Fernandez’s modesty in a sport full of ego is refreshing. Before 2008, he had some moderate success and recognition on a national level, once finishing third in 2007’s L.A. Poker Classic, a WPT event in which Mike Sexton and Vince Van Patten called him “Jacob” during the telecast.

People should know his name now, however, though outside card rooms he says he hasn’t had to make major adjustments in his personal life. Perhaps it’s the language barrier (he doesn’t speak English and finds it difficult to deal with) that has kept the media at bay and allows him to lead a “normal” life.

He made three final tables, cashing a whopping seven times for nearly $660K in this year’s WSOP (he has nine overall WSOP cashes) and was named CardPlayer’s WSOP Player of the Year. Plus he very narrowly missed winning the ESPN version of the same award.
“I was very happy and proud when I was named CardPlayer’s WSOP Player of the Year,” said the 44-year-old who owns Affordable Rent-A-Car in Orlando. “I believe I’m a good player and that’s the reason I have done so well this year at the WSOP. I think God has helped me.”

He said he wasn’t upset about not winning the ESPN award, but what he calls the “worst moment of my career” was a bad beat he suffered in Event No. 48.

“I went all-in with a pair of aces and my opponent had two jacks, but I still lost.

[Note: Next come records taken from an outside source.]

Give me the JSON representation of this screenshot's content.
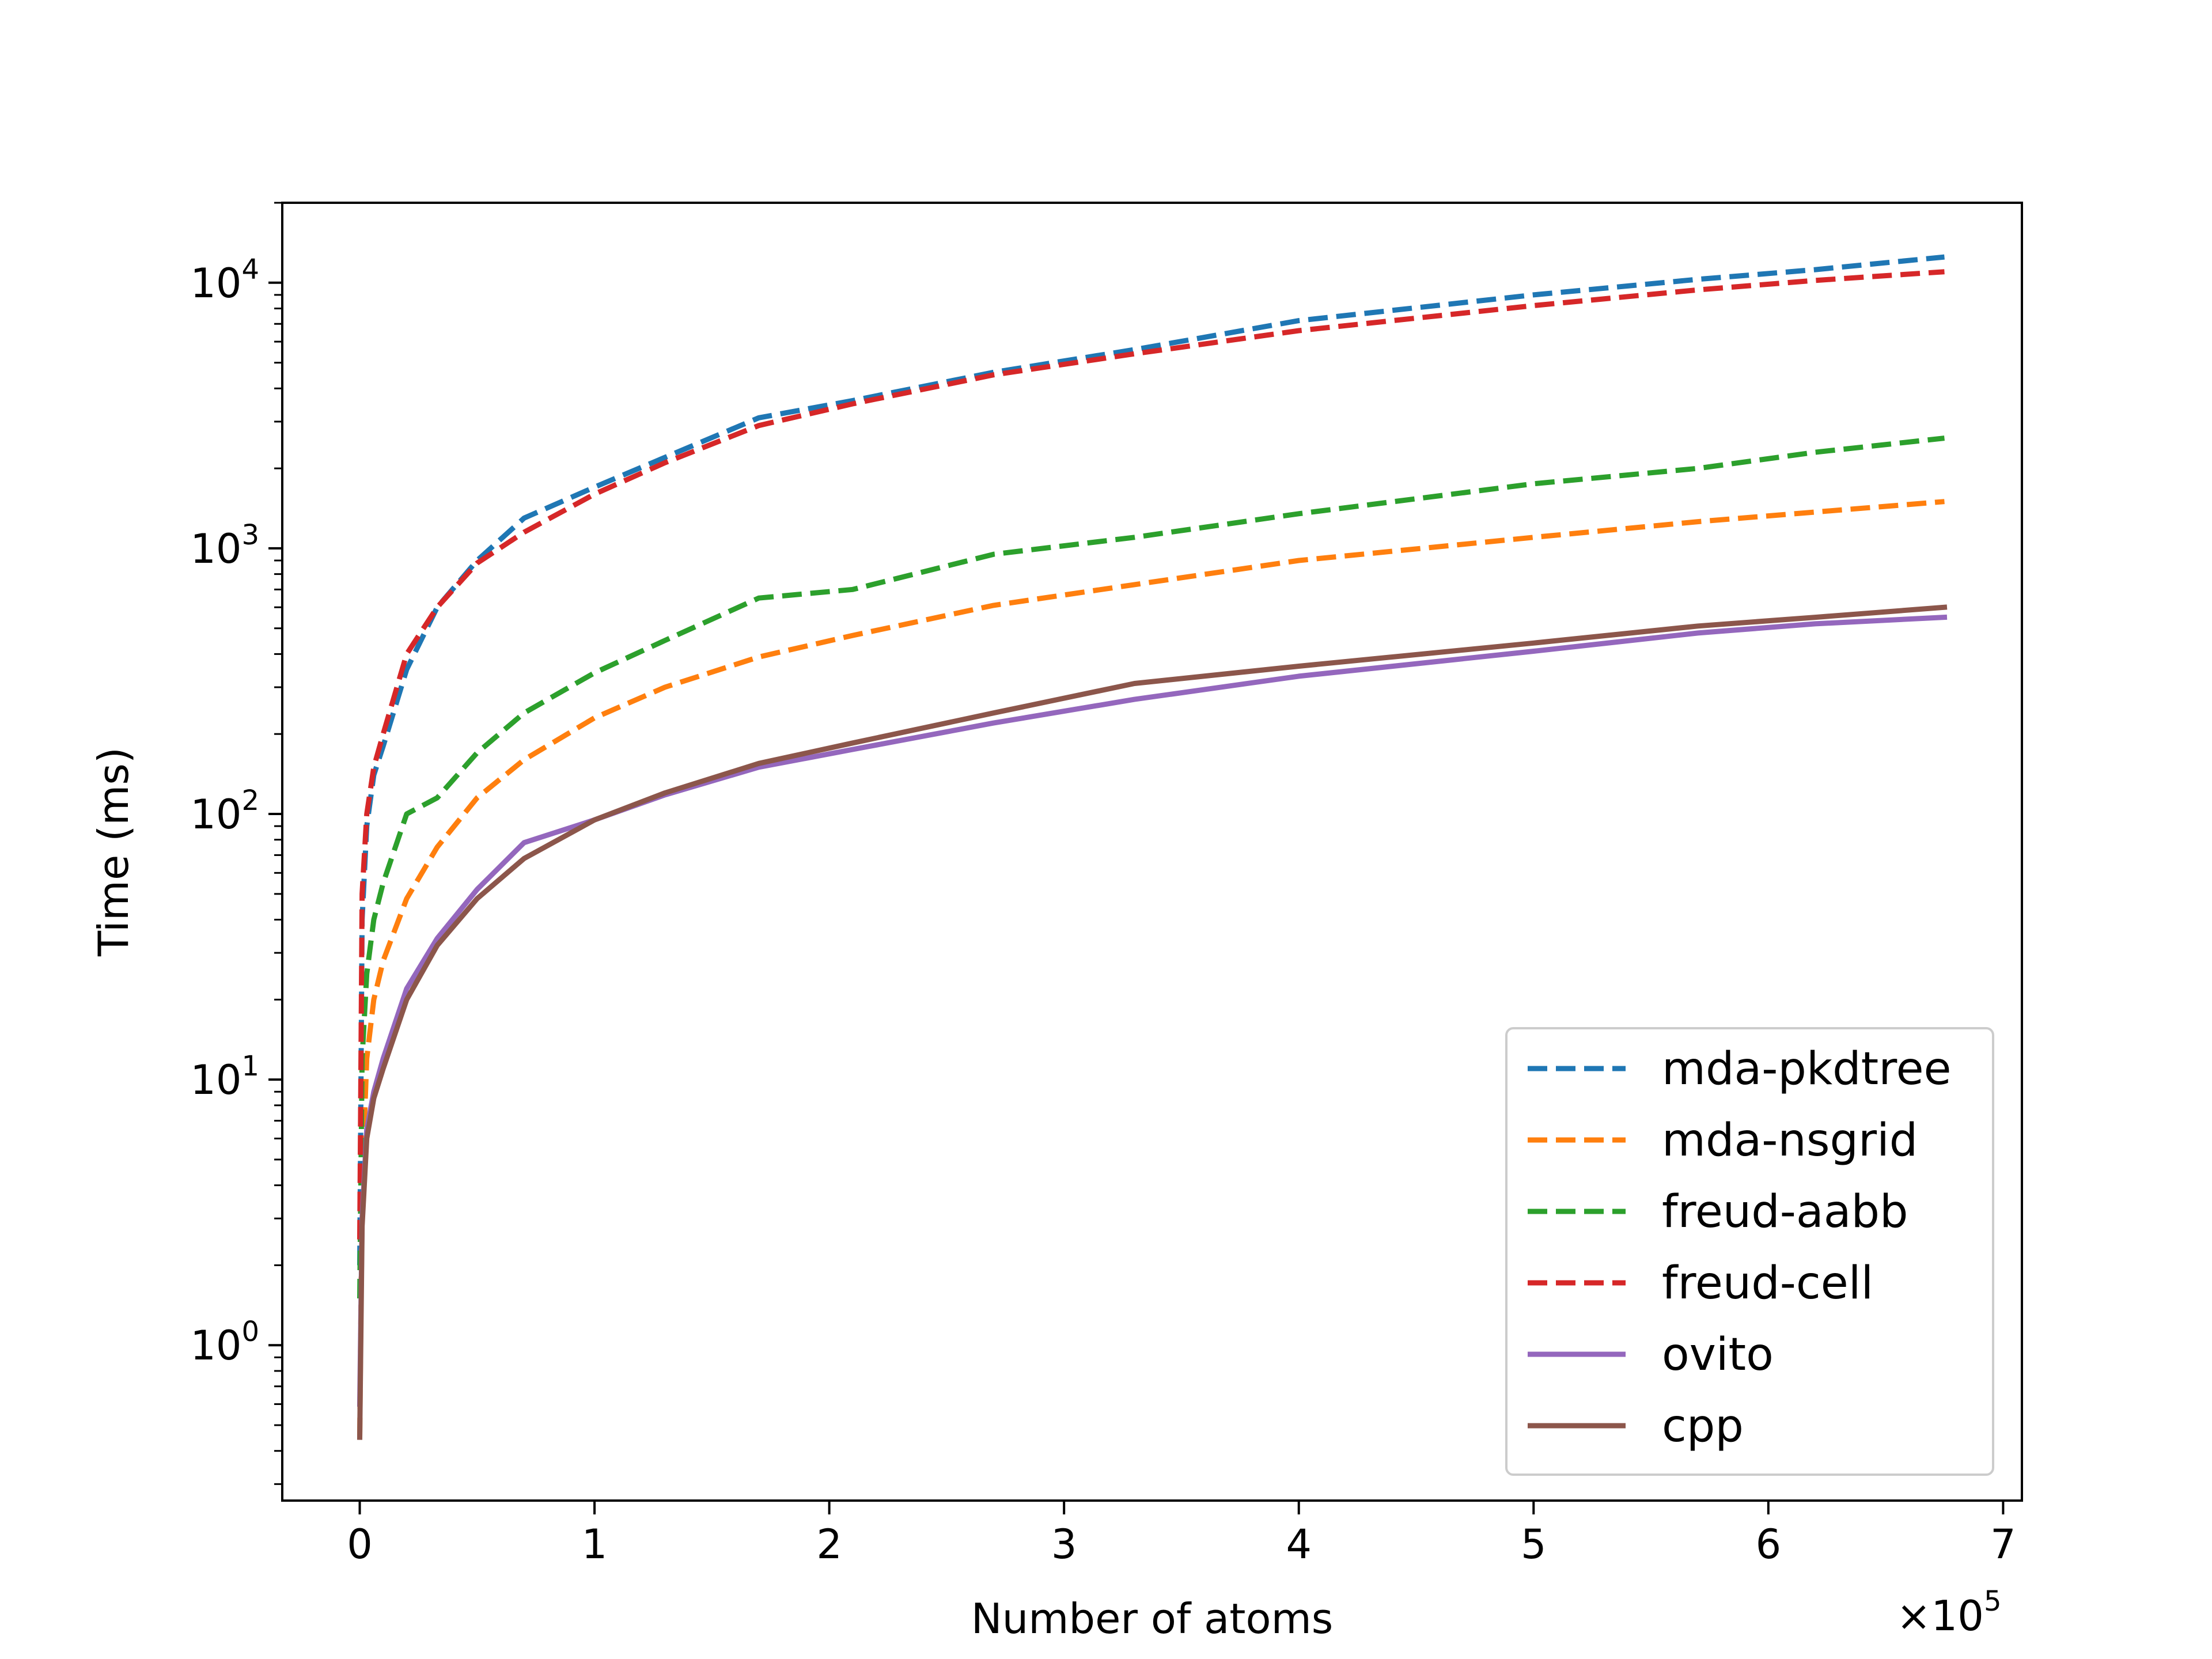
{
  "chart_data": {
    "type": "line",
    "title": "",
    "xlabel": "Number of atoms",
    "ylabel": "Time (ms)",
    "x_offset_label": {
      "base": "×10",
      "exponent": "5"
    },
    "xscale": "linear",
    "yscale": "log",
    "xlim": [
      -33000,
      708000
    ],
    "ylim": [
      0.26,
      20000
    ],
    "grid": false,
    "legend_position": "lower-right",
    "x_ticks": [
      {
        "value": 0,
        "label": "0"
      },
      {
        "value": 100000,
        "label": "1"
      },
      {
        "value": 200000,
        "label": "2"
      },
      {
        "value": 300000,
        "label": "3"
      },
      {
        "value": 400000,
        "label": "4"
      },
      {
        "value": 500000,
        "label": "5"
      },
      {
        "value": 600000,
        "label": "6"
      },
      {
        "value": 700000,
        "label": "7"
      }
    ],
    "y_ticks": [
      {
        "value": 1,
        "base": "10",
        "exponent": "0"
      },
      {
        "value": 10,
        "base": "10",
        "exponent": "1"
      },
      {
        "value": 100,
        "base": "10",
        "exponent": "2"
      },
      {
        "value": 1000,
        "base": "10",
        "exponent": "3"
      },
      {
        "value": 10000,
        "base": "10",
        "exponent": "4"
      }
    ],
    "series": [
      {
        "name": "mda-pkdtree",
        "color": "#1f77b4",
        "dashed": true,
        "x": [
          0,
          1000,
          3000,
          6000,
          10000,
          20000,
          33000,
          50000,
          70000,
          100000,
          130000,
          170000,
          210000,
          270000,
          330000,
          400000,
          500000,
          570000,
          620000,
          675000
        ],
        "y": [
          2,
          40,
          90,
          140,
          180,
          350,
          600,
          900,
          1300,
          1700,
          2200,
          3100,
          3600,
          4600,
          5600,
          7200,
          9000,
          10300,
          11200,
          12500
        ]
      },
      {
        "name": "mda-nsgrid",
        "color": "#ff7f0e",
        "dashed": true,
        "x": [
          0,
          1000,
          3000,
          6000,
          10000,
          20000,
          33000,
          50000,
          70000,
          100000,
          130000,
          170000,
          210000,
          270000,
          330000,
          400000,
          500000,
          570000,
          620000,
          675000
        ],
        "y": [
          0.45,
          4,
          12,
          20,
          28,
          48,
          75,
          115,
          160,
          230,
          300,
          390,
          470,
          610,
          730,
          900,
          1100,
          1260,
          1370,
          1500
        ]
      },
      {
        "name": "freud-aabb",
        "color": "#2ca02c",
        "dashed": true,
        "x": [
          0,
          1000,
          3000,
          6000,
          10000,
          20000,
          33000,
          50000,
          70000,
          100000,
          130000,
          170000,
          210000,
          270000,
          330000,
          400000,
          500000,
          570000,
          620000,
          675000
        ],
        "y": [
          1.5,
          12,
          25,
          40,
          55,
          100,
          115,
          170,
          240,
          340,
          450,
          650,
          700,
          950,
          1100,
          1350,
          1750,
          2000,
          2300,
          2600
        ]
      },
      {
        "name": "freud-cell",
        "color": "#d62728",
        "dashed": true,
        "x": [
          0,
          1000,
          3000,
          6000,
          10000,
          20000,
          33000,
          50000,
          70000,
          100000,
          130000,
          170000,
          210000,
          270000,
          330000,
          400000,
          500000,
          570000,
          620000,
          675000
        ],
        "y": [
          2.5,
          50,
          100,
          150,
          200,
          400,
          600,
          880,
          1150,
          1600,
          2100,
          2900,
          3500,
          4500,
          5400,
          6600,
          8200,
          9400,
          10200,
          11000
        ]
      },
      {
        "name": "ovito",
        "color": "#9467bd",
        "dashed": false,
        "x": [
          0,
          1000,
          3000,
          6000,
          10000,
          20000,
          33000,
          50000,
          70000,
          100000,
          130000,
          170000,
          210000,
          270000,
          330000,
          400000,
          500000,
          570000,
          620000,
          675000
        ],
        "y": [
          0.6,
          3,
          6.5,
          9,
          12,
          22,
          34,
          52,
          78,
          95,
          118,
          150,
          175,
          220,
          270,
          330,
          410,
          480,
          520,
          550
        ]
      },
      {
        "name": "cpp",
        "color": "#8c564b",
        "dashed": false,
        "x": [
          0,
          1000,
          3000,
          6000,
          10000,
          20000,
          33000,
          50000,
          70000,
          100000,
          130000,
          170000,
          210000,
          270000,
          330000,
          400000,
          500000,
          570000,
          620000,
          675000
        ],
        "y": [
          0.45,
          2.8,
          6,
          8.5,
          11,
          20,
          32,
          48,
          68,
          95,
          120,
          155,
          185,
          240,
          310,
          360,
          440,
          510,
          550,
          600
        ]
      }
    ]
  }
}
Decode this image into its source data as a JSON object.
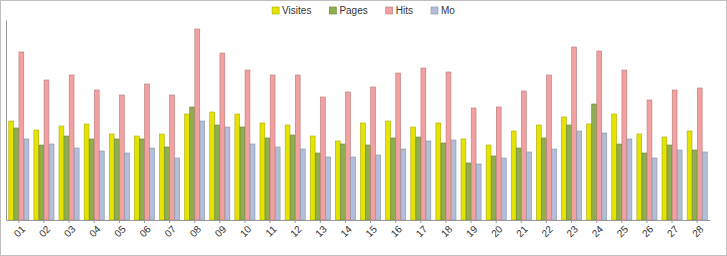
{
  "chart_data": {
    "type": "bar",
    "categories": [
      "01",
      "02",
      "03",
      "04",
      "05",
      "06",
      "07",
      "08",
      "09",
      "10",
      "11",
      "12",
      "13",
      "14",
      "15",
      "16",
      "17",
      "18",
      "19",
      "20",
      "21",
      "22",
      "23",
      "24",
      "25",
      "26",
      "27",
      "28"
    ],
    "series": [
      {
        "name": "Visites",
        "color": "#e4e400",
        "values": [
          99,
          90,
          94,
          96,
          86,
          84,
          86,
          106,
          108,
          106,
          97,
          95,
          84,
          79,
          97,
          99,
          93,
          97,
          81,
          75,
          89,
          95,
          103,
          96,
          106,
          86,
          83,
          89
        ]
      },
      {
        "name": "Pages",
        "color": "#8fae4e",
        "values": [
          92,
          75,
          84,
          81,
          81,
          81,
          73,
          113,
          95,
          93,
          82,
          85,
          67,
          76,
          75,
          82,
          83,
          77,
          57,
          64,
          72,
          82,
          95,
          116,
          76,
          67,
          75,
          70
        ]
      },
      {
        "name": "Hits",
        "color": "#f3a0a0",
        "values": [
          168,
          140,
          145,
          130,
          125,
          136,
          125,
          191,
          167,
          150,
          145,
          145,
          123,
          128,
          133,
          147,
          152,
          148,
          112,
          113,
          129,
          145,
          173,
          169,
          150,
          120,
          130,
          132
        ]
      },
      {
        "name": "Mo",
        "color": "#b3bfd9",
        "values": [
          81,
          76,
          72,
          69,
          67,
          72,
          62,
          99,
          93,
          76,
          73,
          71,
          63,
          63,
          65,
          71,
          79,
          80,
          56,
          62,
          68,
          71,
          89,
          87,
          81,
          62,
          70,
          68
        ]
      }
    ],
    "ylim": [
      0,
      200
    ],
    "tick_labels": "x",
    "legend": "top"
  }
}
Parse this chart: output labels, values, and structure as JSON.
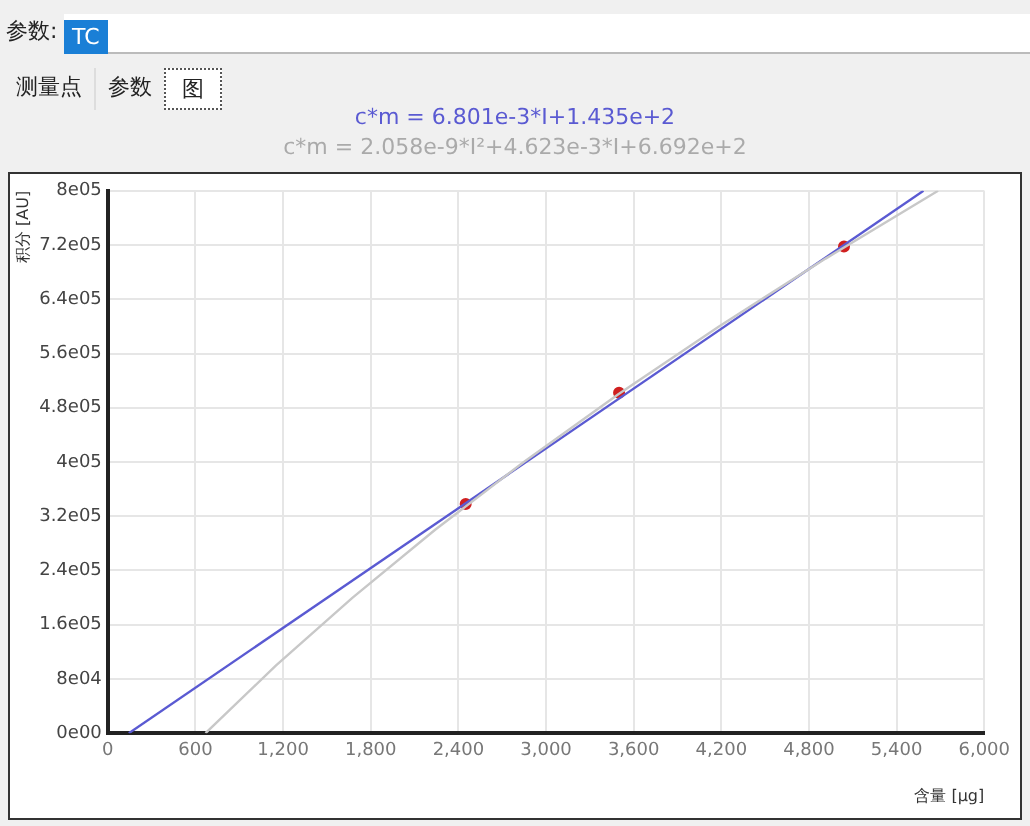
{
  "chart_data": {
    "type": "scatter",
    "title": "c*m = 6.801e-3*I+1.435e+2",
    "subtitle": "c*m = 2.058e-9*I²+4.623e-3*I+6.692e+2",
    "xlabel": "含量 [μg]",
    "ylabel": "积分 [AU]",
    "annotations": [
      "参数:",
      "TC",
      "测量点",
      "参数",
      "图"
    ],
    "series": [
      {
        "type": "line",
        "marker": "none",
        "color": "#c8c8c8",
        "x": [
          669,
          1152,
          1676,
          2241,
          2848,
          3495,
          4184,
          4914,
          5684
        ],
        "values": [
          0,
          100000,
          200000,
          300000,
          400000,
          500000,
          600000,
          700000,
          800000
        ]
      },
      {
        "type": "line",
        "marker": "none",
        "color": "#5a5ad2",
        "x": [
          144,
          5584
        ],
        "values": [
          0,
          800000
        ]
      },
      {
        "color": "#d02020",
        "x": [
          2450,
          3500,
          5040
        ],
        "values": [
          338000,
          502000,
          718000
        ]
      }
    ],
    "xlim": [
      0,
      6000
    ],
    "xticks": [
      0,
      600,
      {
        "value": 1200,
        "label": "1,200"
      },
      {
        "value": 1800,
        "label": "1,800"
      },
      {
        "value": 2400,
        "label": "2,400"
      },
      {
        "value": 3000,
        "label": "3,000"
      },
      {
        "value": 3600,
        "label": "3,600"
      },
      {
        "value": 4200,
        "label": "4,200"
      },
      {
        "value": 4800,
        "label": "4,800"
      },
      {
        "value": 5400,
        "label": "5,400"
      },
      {
        "value": 6000,
        "label": "6,000"
      }
    ],
    "ylim": [
      0,
      800000
    ],
    "yticks": [
      {
        "value": 0,
        "label": "0e00"
      },
      {
        "value": 80000,
        "label": "8e04"
      },
      {
        "value": 160000,
        "label": "1.6e05"
      },
      {
        "value": 240000,
        "label": "2.4e05"
      },
      {
        "value": 320000,
        "label": "3.2e05"
      },
      {
        "value": 400000,
        "label": "4e05"
      },
      {
        "value": 480000,
        "label": "4.8e05"
      },
      {
        "value": 560000,
        "label": "5.6e05"
      },
      {
        "value": 640000,
        "label": "6.4e05"
      },
      {
        "value": 720000,
        "label": "7.2e05"
      },
      {
        "value": 800000,
        "label": "8e05"
      }
    ],
    "grid": true,
    "legend": false,
    "marker": "circle",
    "line_style": "solid"
  }
}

I would have been the chipleader if I had won.” And he likely would have accumulated enough points from that event to stay ahead of Erick Lindgren, the eventual winner of the ESPN honor. Instead he went out 100th and pocketed just $5K.   

Fernandez, born in Gurabo-Santiago in the Dominican Republic, began playing cards at a very young age. Now he plays all of the disciplines very well, as testament to his cashes in stud and Omaha events at the WSOP, but he says Texas Hold’em is his game of choice. He admits he didn’t start playing tournament poker until he entered an event in Mississippi in November 2006. And it didn’t take him long to earn his first cash, finishing 14th a month later in a smaller buy-in event at the Five Diamond World Poker Classic in Las Vegas. But from there he flew under the radar while poker’s boom settled. Aside from his $607K cash at the L.A. Poker Classic (which he says is still the best moment of his career despite this year’s WSOP performance), most of his cashes came in undercard events in Vegas, his home away from home.

“My home is Hollywood, Fla., but I travel very often to New York, Las Vegas and the Dominican Republic. … In Florida I play in Tampa and Hollywood, but I love to play in Vegas.” And that might be another explanation why he did so well this year. Since his remarkable WSOP run Fernandez also cashed in a Bellagio Cup event in July for $21K.
Speaking of Florida, what does the player of the year think about poker in the Sunshine State?

“I think that the poker in Florida is growing,” he said through his interpreter. “I have noticed that the majority of the best players come from Florida. I hope poker keeps growing throughout the United States and that it lasts for a very long time.”